Less metaphysical accounts of what constitutes post-black identity turn out to be nothing more than the shared experience of living with, and overcoming, lingering old-fashioned racism, of learning to ignore the white gaze, along with the added burden of disregarding the censoring black one. This sounds remarkably like a black version of what Alan Dershowitz calls “the Tsuris Theory of Jewish Survival,” in which assimilated American Jews desperately need external troubles and imagined enemies to maintain their identity.
Touré is at his best in his finely delineated observations of the joys and dangers of post-blackness, whether it is being lived or being staged. He offers a wickedly funny account of a performance piece by the artist William Pope.L, some of whose “best-known projects are his crawls, where he dons a business suit and crawls on hands and knees through miles of Manhattan.” During one such performance, in Tompkins Square Park, an older black man accosts a white man who is videotaping Pope.L, thinking that the videographer is humiliating a homeless brother. “What are you doing showing black people like this?” Pope.L tries to explain: “I’m working. . . . I create symbolic acts.” There is generational bewilderment: “What is a symbolic act? Crawling up to the white man, or what?!”
Touré fully assays the “complex and messy and fluid” possibilities and dangers inherent in post-blackness in a dazzling deconstruction of the tragicomic art and life of Dave Chappelle. Utterly uninhibited by black or white gazes, Chappelle irreverently cast a sharply revealing light on black life that drew a multiracial audience of millions to his Comedy Central routines. But did he go too far in his comic mining of traditional black postures and vulnerabilities? Touré suggests that, in the end, Chappelle came close to both prostituting and pimping the black life he had once so endearingly parodied, and that in a terrible moment of self-recognition he realized that his “comic mouth has written checks that his body is afraid to cash. . . . The freedom of the post-black era has scared him to death. So he picks up the gauntlet he threw down at the beginning of the show and he runs,” ditching a $50 million contract for the anonymity of Africa.

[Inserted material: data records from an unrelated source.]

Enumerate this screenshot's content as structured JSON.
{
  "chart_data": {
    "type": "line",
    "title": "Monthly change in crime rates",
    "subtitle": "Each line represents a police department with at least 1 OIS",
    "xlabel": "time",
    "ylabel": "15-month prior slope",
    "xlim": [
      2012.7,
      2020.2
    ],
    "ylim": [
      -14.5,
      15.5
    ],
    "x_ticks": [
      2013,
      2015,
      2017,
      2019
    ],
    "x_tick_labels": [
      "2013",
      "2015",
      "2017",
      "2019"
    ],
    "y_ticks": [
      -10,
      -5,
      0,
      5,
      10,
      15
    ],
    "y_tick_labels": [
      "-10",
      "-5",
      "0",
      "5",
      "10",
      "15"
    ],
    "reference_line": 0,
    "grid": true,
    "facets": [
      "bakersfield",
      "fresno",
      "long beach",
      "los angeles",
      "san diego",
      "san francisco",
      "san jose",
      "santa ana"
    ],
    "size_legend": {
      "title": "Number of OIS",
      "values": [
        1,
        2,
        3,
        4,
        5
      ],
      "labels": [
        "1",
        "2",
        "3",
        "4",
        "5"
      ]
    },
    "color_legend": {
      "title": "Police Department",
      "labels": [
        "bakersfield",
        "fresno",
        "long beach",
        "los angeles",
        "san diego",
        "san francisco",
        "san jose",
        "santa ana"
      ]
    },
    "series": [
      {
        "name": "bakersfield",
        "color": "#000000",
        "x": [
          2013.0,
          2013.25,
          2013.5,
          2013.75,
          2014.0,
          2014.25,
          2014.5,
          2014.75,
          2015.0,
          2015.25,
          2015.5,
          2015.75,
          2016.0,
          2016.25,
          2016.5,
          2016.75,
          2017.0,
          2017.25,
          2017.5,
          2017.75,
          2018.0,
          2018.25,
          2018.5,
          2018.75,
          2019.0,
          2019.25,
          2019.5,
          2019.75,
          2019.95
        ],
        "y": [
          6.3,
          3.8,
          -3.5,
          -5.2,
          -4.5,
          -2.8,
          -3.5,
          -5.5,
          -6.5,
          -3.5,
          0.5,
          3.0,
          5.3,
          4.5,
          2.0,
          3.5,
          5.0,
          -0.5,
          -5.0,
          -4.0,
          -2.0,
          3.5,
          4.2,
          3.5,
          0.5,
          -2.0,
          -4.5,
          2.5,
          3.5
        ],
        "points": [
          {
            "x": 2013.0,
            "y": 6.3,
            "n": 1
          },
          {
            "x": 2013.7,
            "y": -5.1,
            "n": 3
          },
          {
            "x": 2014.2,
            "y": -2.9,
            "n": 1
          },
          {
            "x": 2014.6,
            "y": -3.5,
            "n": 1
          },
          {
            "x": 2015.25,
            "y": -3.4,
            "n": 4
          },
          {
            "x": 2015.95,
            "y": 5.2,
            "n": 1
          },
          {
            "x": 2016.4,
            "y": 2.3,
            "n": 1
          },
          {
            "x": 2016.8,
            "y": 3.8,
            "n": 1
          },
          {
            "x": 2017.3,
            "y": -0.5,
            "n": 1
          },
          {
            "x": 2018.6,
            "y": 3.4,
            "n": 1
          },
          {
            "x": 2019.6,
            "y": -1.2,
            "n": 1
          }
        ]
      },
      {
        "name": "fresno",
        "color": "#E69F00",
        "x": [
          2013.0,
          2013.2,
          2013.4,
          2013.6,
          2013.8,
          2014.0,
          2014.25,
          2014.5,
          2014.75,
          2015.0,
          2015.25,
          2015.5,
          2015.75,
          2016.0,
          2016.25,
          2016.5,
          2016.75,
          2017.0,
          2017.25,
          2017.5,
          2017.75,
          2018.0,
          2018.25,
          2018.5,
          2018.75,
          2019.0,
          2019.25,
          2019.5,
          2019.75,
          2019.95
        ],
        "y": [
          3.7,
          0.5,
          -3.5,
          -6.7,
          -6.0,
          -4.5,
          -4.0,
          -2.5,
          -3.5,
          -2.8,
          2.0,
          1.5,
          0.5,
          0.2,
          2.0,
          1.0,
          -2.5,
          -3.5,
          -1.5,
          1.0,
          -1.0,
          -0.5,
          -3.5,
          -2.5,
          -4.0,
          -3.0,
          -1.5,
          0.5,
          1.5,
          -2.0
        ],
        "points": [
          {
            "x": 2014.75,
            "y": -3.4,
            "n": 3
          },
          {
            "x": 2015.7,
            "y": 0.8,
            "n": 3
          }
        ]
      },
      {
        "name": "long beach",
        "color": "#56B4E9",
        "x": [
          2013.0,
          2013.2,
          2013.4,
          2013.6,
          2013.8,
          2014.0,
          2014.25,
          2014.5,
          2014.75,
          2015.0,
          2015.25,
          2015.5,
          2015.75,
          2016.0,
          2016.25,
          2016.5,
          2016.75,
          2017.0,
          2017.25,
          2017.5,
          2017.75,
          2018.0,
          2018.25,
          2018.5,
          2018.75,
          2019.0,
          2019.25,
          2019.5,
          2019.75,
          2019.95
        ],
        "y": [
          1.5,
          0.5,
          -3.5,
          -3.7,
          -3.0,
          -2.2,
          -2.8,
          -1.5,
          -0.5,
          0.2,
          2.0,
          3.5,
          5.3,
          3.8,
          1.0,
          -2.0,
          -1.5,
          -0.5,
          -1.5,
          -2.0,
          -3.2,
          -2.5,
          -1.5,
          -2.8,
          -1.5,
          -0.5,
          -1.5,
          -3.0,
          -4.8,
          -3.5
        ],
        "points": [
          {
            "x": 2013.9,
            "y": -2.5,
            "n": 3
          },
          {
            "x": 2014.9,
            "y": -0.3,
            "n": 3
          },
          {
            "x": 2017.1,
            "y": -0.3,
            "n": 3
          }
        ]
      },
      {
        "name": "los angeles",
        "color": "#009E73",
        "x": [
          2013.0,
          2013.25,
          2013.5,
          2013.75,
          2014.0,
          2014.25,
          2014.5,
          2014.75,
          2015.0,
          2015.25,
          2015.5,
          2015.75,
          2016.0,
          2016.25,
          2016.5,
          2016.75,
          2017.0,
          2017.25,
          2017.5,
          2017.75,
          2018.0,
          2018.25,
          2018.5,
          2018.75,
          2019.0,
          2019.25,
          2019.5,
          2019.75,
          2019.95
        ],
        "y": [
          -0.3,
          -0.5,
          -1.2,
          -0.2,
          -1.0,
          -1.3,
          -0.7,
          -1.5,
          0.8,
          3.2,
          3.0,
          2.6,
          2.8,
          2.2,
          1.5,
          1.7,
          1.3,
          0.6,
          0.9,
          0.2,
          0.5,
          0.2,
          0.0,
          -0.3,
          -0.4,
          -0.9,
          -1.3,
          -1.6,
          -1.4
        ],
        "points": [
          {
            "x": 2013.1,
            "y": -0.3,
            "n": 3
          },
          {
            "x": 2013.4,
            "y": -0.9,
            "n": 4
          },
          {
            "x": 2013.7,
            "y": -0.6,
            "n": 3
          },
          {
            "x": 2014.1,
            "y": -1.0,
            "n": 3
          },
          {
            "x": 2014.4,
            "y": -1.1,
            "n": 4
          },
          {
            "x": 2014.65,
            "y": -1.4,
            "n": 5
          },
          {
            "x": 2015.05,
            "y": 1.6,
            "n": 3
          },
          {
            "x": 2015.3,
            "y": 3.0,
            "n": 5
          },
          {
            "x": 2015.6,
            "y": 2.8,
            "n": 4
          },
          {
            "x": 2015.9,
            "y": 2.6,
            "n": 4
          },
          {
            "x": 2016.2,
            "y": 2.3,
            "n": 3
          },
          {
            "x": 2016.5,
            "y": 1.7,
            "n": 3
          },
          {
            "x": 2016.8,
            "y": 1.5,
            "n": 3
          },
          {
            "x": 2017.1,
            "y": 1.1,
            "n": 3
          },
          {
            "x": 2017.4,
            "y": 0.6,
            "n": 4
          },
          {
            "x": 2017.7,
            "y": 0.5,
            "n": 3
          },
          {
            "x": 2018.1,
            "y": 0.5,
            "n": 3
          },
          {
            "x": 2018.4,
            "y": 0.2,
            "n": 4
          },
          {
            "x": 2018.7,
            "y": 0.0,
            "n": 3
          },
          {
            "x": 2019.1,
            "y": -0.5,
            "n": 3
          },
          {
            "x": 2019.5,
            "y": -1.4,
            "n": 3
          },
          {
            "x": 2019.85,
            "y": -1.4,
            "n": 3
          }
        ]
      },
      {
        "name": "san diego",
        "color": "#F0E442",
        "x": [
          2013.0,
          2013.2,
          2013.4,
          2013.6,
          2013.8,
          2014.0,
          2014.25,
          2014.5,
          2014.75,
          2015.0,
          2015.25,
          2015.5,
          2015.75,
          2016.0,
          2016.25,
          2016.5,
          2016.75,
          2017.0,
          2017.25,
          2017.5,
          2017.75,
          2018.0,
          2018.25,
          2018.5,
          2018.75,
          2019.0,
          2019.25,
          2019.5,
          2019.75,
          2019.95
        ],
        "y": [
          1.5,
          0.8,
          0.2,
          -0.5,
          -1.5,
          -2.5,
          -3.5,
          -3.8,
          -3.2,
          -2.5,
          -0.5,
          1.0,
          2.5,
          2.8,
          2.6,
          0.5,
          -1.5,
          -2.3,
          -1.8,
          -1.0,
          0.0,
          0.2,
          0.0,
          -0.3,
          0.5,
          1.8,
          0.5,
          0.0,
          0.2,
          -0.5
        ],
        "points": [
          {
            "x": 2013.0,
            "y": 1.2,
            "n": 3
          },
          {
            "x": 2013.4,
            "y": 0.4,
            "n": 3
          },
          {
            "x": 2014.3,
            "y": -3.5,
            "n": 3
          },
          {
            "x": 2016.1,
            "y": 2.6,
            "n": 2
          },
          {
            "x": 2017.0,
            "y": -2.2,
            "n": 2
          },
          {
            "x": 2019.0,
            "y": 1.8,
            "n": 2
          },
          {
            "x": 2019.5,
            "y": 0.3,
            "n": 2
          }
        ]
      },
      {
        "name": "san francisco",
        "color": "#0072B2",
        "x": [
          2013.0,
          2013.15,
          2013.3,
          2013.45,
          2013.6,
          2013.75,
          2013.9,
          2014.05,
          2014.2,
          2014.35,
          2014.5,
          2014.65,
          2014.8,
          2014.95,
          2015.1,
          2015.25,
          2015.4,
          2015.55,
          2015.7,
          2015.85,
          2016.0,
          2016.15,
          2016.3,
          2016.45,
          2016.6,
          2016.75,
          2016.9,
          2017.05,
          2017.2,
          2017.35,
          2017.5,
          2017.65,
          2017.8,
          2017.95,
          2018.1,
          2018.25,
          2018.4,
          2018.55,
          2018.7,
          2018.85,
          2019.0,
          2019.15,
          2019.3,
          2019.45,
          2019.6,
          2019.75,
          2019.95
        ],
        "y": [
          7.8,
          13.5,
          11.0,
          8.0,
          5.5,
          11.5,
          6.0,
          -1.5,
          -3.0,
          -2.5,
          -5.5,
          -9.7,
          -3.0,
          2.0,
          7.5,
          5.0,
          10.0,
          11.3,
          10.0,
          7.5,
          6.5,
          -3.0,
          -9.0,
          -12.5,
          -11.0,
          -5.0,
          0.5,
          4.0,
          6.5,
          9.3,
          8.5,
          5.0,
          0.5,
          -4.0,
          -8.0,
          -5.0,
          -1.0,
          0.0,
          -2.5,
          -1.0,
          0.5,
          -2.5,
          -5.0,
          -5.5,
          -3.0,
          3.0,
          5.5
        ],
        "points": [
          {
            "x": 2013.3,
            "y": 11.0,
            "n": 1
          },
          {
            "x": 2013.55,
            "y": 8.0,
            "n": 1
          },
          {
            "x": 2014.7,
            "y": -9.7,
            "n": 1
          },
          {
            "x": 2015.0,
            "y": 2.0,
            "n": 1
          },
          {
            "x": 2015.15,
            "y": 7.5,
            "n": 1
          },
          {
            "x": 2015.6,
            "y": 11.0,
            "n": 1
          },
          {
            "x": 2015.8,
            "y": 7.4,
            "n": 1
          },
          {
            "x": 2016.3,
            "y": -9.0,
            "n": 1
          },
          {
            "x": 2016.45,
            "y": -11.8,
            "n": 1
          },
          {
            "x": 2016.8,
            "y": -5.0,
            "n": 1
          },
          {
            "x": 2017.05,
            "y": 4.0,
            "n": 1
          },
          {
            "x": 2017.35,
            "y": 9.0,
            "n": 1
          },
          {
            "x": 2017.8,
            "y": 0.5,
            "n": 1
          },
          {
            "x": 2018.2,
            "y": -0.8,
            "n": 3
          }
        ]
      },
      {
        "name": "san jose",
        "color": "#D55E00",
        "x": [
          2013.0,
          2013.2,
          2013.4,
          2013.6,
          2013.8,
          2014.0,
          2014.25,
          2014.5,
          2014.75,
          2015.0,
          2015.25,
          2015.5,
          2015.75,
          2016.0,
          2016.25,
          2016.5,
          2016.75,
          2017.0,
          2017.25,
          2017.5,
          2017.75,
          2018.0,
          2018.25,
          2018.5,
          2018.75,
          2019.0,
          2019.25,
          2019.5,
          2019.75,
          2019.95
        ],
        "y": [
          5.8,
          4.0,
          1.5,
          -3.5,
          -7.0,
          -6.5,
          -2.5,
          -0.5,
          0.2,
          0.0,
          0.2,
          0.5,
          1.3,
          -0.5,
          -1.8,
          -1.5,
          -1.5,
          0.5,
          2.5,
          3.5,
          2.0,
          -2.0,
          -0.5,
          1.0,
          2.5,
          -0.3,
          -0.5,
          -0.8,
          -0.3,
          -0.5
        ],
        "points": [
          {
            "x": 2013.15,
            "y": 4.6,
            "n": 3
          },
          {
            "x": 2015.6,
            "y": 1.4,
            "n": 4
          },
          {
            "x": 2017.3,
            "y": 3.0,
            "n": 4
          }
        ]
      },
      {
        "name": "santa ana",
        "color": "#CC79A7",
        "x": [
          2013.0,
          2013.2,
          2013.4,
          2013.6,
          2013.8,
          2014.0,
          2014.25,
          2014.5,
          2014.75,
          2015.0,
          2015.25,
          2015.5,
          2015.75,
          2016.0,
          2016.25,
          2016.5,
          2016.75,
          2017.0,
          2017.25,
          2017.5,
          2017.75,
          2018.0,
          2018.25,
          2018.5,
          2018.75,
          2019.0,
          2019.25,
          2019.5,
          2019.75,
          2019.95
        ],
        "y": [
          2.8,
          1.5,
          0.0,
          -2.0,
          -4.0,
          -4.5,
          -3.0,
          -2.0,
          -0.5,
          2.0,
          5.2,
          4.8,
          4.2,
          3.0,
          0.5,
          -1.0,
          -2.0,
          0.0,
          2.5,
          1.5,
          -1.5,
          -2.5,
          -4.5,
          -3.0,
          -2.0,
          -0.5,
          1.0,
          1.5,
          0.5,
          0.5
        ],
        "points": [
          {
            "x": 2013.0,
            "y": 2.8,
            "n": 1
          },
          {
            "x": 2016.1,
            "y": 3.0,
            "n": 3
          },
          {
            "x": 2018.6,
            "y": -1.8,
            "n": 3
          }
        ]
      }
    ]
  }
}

Touré inventively draws on a range of evidence — autobiography, music, art, interviews, comedy and popular social analysis for a narrative told with unsparing honesty, in a distinctive voice that is often humorous, occasionally wary and defensive, but always intensely engaging. “I wanted to say something about America,” says Touré in an interview with The Washington Post, who has heard repeatedly, from both whites and blacks, that he talks and acts white. “Barack Obama had been elected. I needed to recalculate where we are and who we are. I saw this stuff going on, and I wanted to talk about it.”